The Congress leader said that the manner in which Mr. Hazare’s aides were dealt with in the unsuccessful effort to find a Lokpal compromise with the government earlier this year had played a large role in the deterioration of relations. “They were not objecting to the content of the discussions as much as to the manner in which they were being spoken to,” he said.

The new approach was epitomized by the tone of the Prime Minister’s letter that pleaded with Mr. Hazare to call off his fast.  The PM promised to fast-track the Hazare version of the Lokpal bill to allow it to appear before the parliament’s standing committee, which prepares legislation before it reaches a Parliamentary vote.

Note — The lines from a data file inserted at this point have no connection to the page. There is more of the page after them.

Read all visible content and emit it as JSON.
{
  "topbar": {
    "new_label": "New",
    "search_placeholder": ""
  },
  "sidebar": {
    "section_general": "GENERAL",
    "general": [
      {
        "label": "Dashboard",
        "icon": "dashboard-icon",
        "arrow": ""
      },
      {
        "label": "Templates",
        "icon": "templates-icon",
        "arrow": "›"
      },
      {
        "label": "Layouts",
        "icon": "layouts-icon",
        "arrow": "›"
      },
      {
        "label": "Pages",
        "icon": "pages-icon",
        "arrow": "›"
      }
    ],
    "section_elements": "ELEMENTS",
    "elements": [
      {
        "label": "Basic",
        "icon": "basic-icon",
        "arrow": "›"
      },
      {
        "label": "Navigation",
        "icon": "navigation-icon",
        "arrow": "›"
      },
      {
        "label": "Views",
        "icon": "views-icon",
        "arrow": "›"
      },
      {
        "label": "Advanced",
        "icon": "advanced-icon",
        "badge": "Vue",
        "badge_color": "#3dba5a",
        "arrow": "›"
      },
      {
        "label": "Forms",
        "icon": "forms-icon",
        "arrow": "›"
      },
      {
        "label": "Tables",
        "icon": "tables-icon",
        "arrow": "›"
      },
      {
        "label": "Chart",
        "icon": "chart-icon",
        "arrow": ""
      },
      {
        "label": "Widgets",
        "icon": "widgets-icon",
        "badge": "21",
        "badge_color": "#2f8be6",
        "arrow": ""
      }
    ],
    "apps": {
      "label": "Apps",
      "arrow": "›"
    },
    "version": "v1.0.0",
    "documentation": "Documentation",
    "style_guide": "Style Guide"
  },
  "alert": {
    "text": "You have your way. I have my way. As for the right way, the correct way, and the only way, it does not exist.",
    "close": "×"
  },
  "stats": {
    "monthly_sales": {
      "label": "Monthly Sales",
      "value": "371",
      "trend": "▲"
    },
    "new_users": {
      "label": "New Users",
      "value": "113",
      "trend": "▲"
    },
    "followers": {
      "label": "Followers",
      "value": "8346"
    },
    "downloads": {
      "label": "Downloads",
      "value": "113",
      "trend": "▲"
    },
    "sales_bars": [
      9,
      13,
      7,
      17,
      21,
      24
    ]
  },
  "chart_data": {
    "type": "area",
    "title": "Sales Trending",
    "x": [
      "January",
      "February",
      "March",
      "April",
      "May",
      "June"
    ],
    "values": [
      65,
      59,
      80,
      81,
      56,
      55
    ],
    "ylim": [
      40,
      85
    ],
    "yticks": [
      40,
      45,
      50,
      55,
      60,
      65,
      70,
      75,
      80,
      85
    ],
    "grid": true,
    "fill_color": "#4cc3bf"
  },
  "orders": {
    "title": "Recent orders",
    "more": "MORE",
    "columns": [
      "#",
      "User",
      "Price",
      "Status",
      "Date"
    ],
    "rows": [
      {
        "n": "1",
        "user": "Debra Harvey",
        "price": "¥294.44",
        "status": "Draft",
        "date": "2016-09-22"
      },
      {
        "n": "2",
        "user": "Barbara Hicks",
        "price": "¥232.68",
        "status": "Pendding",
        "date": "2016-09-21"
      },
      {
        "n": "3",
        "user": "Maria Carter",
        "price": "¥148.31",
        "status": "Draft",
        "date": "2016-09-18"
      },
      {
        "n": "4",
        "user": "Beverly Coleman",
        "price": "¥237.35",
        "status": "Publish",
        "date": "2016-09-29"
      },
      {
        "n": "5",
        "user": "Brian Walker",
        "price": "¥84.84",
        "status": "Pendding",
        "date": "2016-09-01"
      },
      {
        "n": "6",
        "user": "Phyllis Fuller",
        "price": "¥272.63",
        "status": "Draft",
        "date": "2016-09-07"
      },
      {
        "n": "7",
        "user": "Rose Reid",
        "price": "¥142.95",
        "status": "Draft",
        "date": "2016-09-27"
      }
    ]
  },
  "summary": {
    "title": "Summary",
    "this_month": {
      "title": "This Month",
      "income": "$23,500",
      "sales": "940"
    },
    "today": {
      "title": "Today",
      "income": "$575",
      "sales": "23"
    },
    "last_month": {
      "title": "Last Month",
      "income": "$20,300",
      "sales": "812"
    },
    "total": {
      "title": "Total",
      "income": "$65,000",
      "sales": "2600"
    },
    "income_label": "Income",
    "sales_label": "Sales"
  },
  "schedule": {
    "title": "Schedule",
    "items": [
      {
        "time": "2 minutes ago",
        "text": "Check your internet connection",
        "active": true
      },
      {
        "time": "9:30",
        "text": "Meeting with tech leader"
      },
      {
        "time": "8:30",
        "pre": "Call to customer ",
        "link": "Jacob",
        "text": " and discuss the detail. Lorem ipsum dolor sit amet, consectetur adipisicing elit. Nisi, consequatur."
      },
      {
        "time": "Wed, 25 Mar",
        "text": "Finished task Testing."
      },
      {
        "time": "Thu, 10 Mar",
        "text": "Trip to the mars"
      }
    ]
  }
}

As of Wednesday afternoon, as some form of compromise appeared likely for the first time since Mr. Hazare set up camp, the face-saving looked like this: The Congress party would agree to put the office of the prime minister within the ambit of the Lokpal, a move it had vociferously rejected so far but had been demanded by Team Anna. The Lokpal would be empowered to investigate corruption against members of Parliament, subject to the Constitution. And the anti-corruption wing of the Central Bureau of Investigation as well as the Central Vigilance Commissioner would be merged with the Lokpal.

On its part, the Hazare camp would agree that the judiciary could stay out of the Lokpal bill on the condition that a separate judicial accountability bill, along with the Lokpal, were passed by Parliament in this session.

A key unresolved difference relates to the inclusion of the lower bureaucracy in the Lokpal. The Congress party interlocutors contended the inclusion would spawn a parallel bureaucracy, but the Hazare camp insisted that bribe-taking and bribe-giving most affected the poorer sections of society whose government interactions tend to be with the lower orders.

Congress party officials said they hoped an all-party meeting Wednesday would support the government’s view that Parliament, and not civil society, was supreme in the formulation of laws.


“But the responsibility must remain with us. The Congress was supposed to be the government of the ‘aam admi,’ the common man. We should not have allowed matters to reach fever-pitch,” the Congress leader said.